I believe I've finally learned enough measure theoretic probability to answer this question :)
It really just comes down to the formal definition of the expectation of a random variable, and the transformation ("change of measure") theorem.
The transformation theorem (see e.g., Schilling text theorem 15.1) basically says that given an "original" measure space $(\Omega, \mathcal{A}, \mu)$ and a measurable map $T: \Omega \to \Gamma$, integrating a measurable function $u: \Gamma \to \bar{\mathbb{R}}$ w.r.t. the image measure $T(\mu) = \mu \circ T^{-1}$ is the same as integrating the composite function $u \circ T$ w.r.t. the "original" measure $\mu$, i.e., $$\int_{\Gamma} u \text{ d} T(\mu) = \int_\mathcal{\Omega} u \circ T \text{ d} \mu(z) $$
So to justify the identity "$\mathbb{E}_x[X]=\mathbb{E}_z[aZ+b]$ if $X = g(Z) = aZ + b$" that I previously asked about, we just need to apply the above theorem to change the measure with respect to which we integrate from the probability law $\mathbb{P}$ of the underlying sample space $\Omega$, to the distribution $\mathbb{P}_Z:=Z(\mathbb{P})$ of $Z$, and finally to the distribution $\mathbb{P}_X:= g(Z(\mathbb{P})) = g(\mathbb{P}_Z)$ of $X:=g \circ Z$:
$$\mathbb{E}[X]=\mathbb{E}[g \circ Z]:= \int_\mathcal{\Omega} g \circ Z \text{ d} \mathbb{P} = \int g \text{ d} \mathbb{P}_Z = \int x \text{ d} \mathbb{P}_X(x) $$
(the $u$ function in the last change of measure step is just the identity function, $u(x) = x$, and we consider $g: z \to x$ to be a random variable with $ \mathbb{E}[g]: = \int g \text{ d} \mathbb{P}_Z$).

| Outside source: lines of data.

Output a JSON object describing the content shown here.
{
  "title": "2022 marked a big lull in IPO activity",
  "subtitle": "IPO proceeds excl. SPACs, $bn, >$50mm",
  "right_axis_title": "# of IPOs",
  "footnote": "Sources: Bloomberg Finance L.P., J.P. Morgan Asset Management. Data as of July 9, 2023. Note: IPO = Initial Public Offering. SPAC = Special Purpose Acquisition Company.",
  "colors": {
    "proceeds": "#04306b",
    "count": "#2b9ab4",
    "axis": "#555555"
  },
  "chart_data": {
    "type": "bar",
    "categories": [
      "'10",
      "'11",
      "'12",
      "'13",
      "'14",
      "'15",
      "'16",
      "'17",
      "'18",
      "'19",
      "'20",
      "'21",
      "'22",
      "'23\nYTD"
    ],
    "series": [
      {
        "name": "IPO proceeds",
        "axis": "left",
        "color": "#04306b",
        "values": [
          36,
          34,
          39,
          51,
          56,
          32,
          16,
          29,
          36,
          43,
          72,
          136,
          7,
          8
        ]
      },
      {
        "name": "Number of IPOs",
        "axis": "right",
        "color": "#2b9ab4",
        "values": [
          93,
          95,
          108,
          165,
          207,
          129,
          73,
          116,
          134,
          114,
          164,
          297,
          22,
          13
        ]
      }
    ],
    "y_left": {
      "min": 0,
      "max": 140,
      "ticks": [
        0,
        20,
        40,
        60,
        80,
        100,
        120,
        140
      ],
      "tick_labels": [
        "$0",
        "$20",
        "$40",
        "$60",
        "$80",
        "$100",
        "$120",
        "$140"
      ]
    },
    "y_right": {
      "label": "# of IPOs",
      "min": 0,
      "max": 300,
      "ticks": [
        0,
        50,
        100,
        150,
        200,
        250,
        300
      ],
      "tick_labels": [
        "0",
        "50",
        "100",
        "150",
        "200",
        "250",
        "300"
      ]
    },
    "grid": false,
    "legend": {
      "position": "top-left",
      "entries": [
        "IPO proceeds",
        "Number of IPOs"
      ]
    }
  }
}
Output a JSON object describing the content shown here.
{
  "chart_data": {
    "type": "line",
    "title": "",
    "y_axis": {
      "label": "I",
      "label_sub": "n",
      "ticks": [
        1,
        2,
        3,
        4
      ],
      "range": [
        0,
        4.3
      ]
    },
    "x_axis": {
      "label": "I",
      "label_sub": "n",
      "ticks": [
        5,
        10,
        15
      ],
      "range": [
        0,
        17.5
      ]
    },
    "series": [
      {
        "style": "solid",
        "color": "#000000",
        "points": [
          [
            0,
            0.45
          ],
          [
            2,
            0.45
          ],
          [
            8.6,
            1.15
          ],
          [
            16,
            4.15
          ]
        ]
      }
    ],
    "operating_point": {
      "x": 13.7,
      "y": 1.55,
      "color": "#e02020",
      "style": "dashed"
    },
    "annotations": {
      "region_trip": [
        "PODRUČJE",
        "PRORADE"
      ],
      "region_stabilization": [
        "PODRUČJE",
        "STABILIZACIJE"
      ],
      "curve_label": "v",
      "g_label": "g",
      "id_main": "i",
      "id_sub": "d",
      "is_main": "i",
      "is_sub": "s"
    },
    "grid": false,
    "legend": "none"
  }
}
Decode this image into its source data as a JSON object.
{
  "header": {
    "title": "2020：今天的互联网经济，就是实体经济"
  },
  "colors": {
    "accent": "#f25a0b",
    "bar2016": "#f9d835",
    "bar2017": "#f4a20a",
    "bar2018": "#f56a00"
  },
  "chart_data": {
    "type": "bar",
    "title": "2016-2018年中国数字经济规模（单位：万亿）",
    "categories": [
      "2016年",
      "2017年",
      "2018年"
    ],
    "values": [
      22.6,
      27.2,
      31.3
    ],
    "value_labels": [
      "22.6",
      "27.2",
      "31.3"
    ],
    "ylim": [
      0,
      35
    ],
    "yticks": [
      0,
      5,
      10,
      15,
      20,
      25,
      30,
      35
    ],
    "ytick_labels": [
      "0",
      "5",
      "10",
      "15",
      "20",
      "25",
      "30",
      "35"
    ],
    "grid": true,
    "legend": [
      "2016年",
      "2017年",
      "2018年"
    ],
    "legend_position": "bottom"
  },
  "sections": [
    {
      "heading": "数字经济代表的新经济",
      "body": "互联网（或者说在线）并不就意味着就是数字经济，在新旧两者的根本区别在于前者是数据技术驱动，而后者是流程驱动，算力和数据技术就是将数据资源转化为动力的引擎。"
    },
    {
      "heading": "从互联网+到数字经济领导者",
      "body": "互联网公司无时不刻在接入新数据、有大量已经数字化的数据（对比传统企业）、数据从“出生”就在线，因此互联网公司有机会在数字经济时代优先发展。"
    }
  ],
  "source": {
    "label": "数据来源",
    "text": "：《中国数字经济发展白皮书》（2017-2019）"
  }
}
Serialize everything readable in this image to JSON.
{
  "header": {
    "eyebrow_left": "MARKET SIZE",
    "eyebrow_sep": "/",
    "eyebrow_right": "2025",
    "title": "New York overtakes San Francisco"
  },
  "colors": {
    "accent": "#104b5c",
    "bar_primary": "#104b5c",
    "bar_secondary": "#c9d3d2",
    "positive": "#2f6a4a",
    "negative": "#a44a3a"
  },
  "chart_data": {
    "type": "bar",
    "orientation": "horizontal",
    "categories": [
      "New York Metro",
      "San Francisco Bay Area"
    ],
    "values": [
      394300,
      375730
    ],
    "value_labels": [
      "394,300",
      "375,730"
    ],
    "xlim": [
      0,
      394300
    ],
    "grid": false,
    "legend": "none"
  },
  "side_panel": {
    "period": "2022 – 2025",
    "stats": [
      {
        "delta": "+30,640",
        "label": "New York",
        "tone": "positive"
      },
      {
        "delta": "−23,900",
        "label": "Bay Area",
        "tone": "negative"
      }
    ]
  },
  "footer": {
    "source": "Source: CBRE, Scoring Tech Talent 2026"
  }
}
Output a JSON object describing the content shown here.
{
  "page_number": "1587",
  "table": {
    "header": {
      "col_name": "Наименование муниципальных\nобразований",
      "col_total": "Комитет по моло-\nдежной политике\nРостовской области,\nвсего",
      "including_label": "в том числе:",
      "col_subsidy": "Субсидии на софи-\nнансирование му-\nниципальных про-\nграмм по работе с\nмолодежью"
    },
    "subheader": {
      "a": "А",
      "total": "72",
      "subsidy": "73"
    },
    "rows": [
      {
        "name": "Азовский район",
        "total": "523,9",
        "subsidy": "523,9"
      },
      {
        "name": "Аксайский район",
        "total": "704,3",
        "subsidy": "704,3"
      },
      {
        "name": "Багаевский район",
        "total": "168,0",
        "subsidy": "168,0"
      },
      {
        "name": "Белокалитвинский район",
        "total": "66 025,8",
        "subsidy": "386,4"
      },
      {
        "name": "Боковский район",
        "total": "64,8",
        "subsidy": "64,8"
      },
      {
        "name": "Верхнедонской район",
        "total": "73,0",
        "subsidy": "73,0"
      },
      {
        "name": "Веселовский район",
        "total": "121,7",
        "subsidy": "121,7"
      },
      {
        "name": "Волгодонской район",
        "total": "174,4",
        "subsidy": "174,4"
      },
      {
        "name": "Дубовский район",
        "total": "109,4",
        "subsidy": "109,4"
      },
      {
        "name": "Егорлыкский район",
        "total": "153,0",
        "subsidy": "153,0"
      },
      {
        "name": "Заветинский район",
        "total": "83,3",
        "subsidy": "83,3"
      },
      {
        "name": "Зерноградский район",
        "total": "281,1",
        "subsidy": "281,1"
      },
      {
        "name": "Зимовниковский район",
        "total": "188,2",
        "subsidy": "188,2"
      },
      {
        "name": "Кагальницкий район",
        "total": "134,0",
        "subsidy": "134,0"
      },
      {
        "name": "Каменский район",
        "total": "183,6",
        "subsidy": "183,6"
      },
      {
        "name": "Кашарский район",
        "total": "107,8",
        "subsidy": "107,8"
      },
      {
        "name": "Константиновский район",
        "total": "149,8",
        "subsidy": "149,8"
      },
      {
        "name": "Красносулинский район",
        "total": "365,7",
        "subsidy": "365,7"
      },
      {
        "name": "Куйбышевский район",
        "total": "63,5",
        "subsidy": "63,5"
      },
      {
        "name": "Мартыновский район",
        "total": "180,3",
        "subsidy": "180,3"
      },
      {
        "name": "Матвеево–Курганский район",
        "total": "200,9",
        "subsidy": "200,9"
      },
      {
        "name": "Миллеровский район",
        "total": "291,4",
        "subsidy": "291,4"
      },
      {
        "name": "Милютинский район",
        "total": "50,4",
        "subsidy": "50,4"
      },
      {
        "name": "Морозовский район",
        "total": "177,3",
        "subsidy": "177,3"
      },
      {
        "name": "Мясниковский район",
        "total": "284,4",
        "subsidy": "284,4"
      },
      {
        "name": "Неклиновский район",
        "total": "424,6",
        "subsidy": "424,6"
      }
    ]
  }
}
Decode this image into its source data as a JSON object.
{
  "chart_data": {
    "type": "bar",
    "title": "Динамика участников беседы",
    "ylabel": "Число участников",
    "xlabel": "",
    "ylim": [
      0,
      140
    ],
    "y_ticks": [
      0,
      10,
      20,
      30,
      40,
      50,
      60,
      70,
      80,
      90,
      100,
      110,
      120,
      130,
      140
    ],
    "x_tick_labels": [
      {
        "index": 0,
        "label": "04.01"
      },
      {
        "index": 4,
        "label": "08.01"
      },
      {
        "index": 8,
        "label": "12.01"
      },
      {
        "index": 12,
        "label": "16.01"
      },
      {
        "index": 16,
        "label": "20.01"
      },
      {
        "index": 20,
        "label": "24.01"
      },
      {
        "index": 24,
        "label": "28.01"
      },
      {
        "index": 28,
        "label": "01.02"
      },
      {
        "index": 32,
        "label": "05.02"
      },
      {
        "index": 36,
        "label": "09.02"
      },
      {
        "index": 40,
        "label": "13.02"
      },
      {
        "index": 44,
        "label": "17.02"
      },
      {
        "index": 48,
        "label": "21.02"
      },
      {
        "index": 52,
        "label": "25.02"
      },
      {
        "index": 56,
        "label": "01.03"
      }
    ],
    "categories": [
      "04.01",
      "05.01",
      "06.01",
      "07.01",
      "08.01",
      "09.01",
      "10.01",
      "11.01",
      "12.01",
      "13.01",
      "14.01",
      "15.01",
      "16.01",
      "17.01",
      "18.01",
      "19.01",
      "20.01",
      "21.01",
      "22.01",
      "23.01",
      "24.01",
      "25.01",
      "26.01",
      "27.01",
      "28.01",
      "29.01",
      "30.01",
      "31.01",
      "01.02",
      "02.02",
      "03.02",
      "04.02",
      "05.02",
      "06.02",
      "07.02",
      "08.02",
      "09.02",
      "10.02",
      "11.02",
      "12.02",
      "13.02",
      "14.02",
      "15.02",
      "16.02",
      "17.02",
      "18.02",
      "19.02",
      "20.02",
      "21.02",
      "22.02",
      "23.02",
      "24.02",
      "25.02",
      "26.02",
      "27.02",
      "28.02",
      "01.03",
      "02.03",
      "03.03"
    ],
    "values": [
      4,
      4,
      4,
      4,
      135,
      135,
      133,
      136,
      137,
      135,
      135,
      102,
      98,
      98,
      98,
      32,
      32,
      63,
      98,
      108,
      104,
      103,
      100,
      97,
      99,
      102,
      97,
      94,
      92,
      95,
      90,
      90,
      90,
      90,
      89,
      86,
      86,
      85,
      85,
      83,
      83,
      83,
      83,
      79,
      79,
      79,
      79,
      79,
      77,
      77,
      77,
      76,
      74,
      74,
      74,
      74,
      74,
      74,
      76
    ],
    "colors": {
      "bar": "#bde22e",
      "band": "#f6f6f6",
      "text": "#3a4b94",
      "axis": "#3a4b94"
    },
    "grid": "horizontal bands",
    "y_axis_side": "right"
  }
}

In my example, $g(z) = az + b$, and suppose $\mathbb{P}_Z$ has density $f_Z$, $\mathbb{P}_X$ has density $f_X$, then
$$\mathbb{E}[X] := \int g \circ Z \text{ d} \mathbb{P} = \int (az + b )\text{ d} \mathbb{P}_Z (z) = \int (az + b) f_Z(z) \text{ d}z = \int x f_X(x) \text{ d} x $$ as desired.